Assim como as outras empresas, a Fiat garante que manterá seus planos. Ele prevê investimentos de R$ 5 bilhões no país no período de 2008 a 2010 para aumentar sua capacidade de produção de 700 mil veículos por ano para 800 mil.
A Honda olha também para o potencial latente do mercado. “Independentemente de fatores conjunturais, acreditamos no potencial do mercado”, disse o vice-presidente da companhia, Kazuo Nozawa. No curto prazo, porém, ele acredita que as vendas devem permanecer nos patamares atuais e cita a escassez de crédito como principal problema a ser enfrentado.
Na seara das motos, a montadora japonesa chegou a interromper a produção da fábrica em Manaus e dar férias coletivas aos funcionários, mas no segmento de automóveis não há previsão de medidas semelhantes para a planta de Sumaré, no interior de São Paulo.
Nozawa afirmou, porém, que a valorização do dólar terá impacto no custo de insumos importados, o que poderá atingir a rentabilidade da empresa. A oscilação do câmbio gera um problema adicional: a dificuldade de formação de preços.
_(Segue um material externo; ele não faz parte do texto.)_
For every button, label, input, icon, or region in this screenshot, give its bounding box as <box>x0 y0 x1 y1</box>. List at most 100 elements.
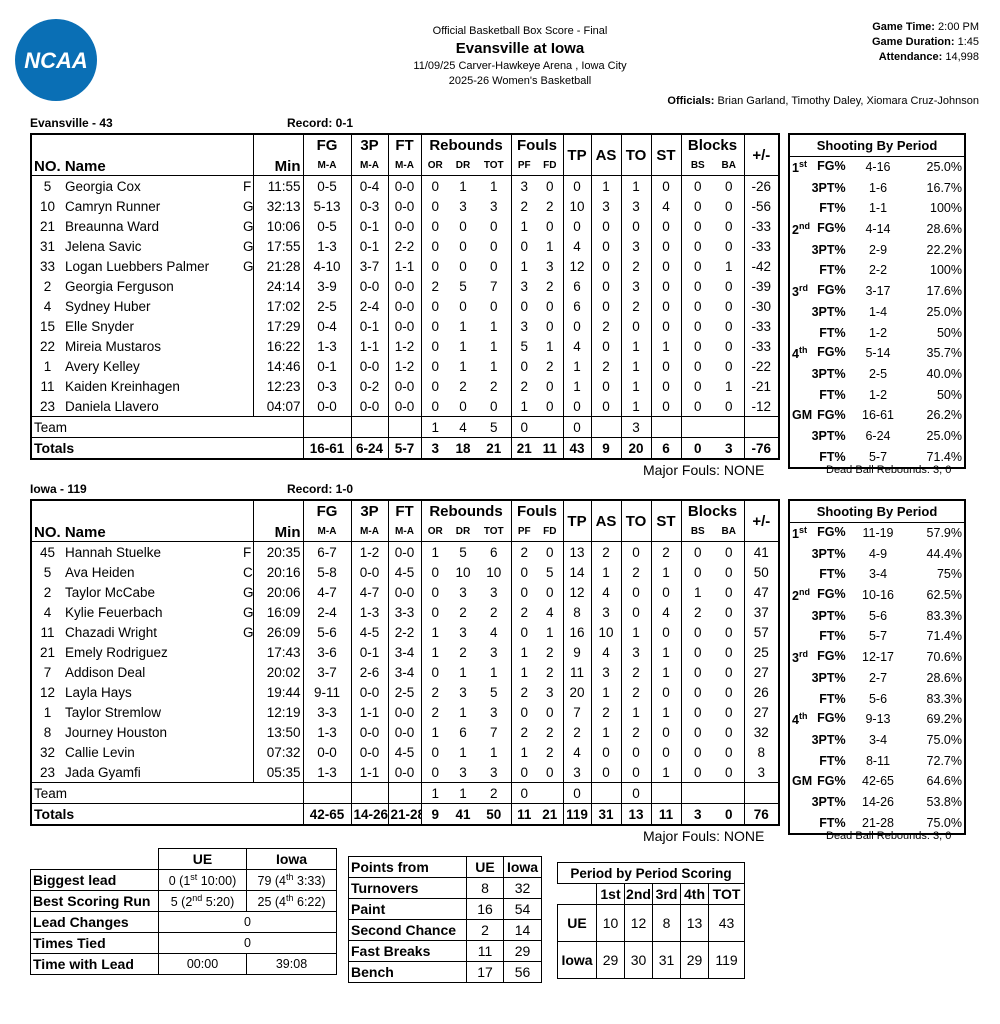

A companhia lança no Salão o novo Honda Fit, monovolume que faz muito sucesso no Brasil. Como o carro tem cerca de 30% de componentes importados, a empresa ainda não divulgou qual será o preço da nova versão, sendo que ela começará a ser vendida ainda este mês.
O caso do novo Fit revela um pouco do quadro atual da indústria. Apesar de perspectivas otimistas no longo prazo, as empresas têm evitado fazer grandes previsões para o cenário de curto prazo. A idéia é esperar a poeira da crise baixar, ou deixar como está para ver como é que fica, como diz o ditado.
O fato é que o mercado brasileiro cresceu muito nos últimos anos. A previsão da Associação Nacional dos Fabricantes de Veículos Automotores (Anfavea) para 2008 era de um aumento de 24%. Mesmo com certo arrefecimento no quarto trimestre, por conta da crise, o desempenho ficará acima dos 20%. No ano passado, o crescimento foi de 29%. Mesmo sem as turbulências, não se esperava a manutenção desses patamares por muitos anos.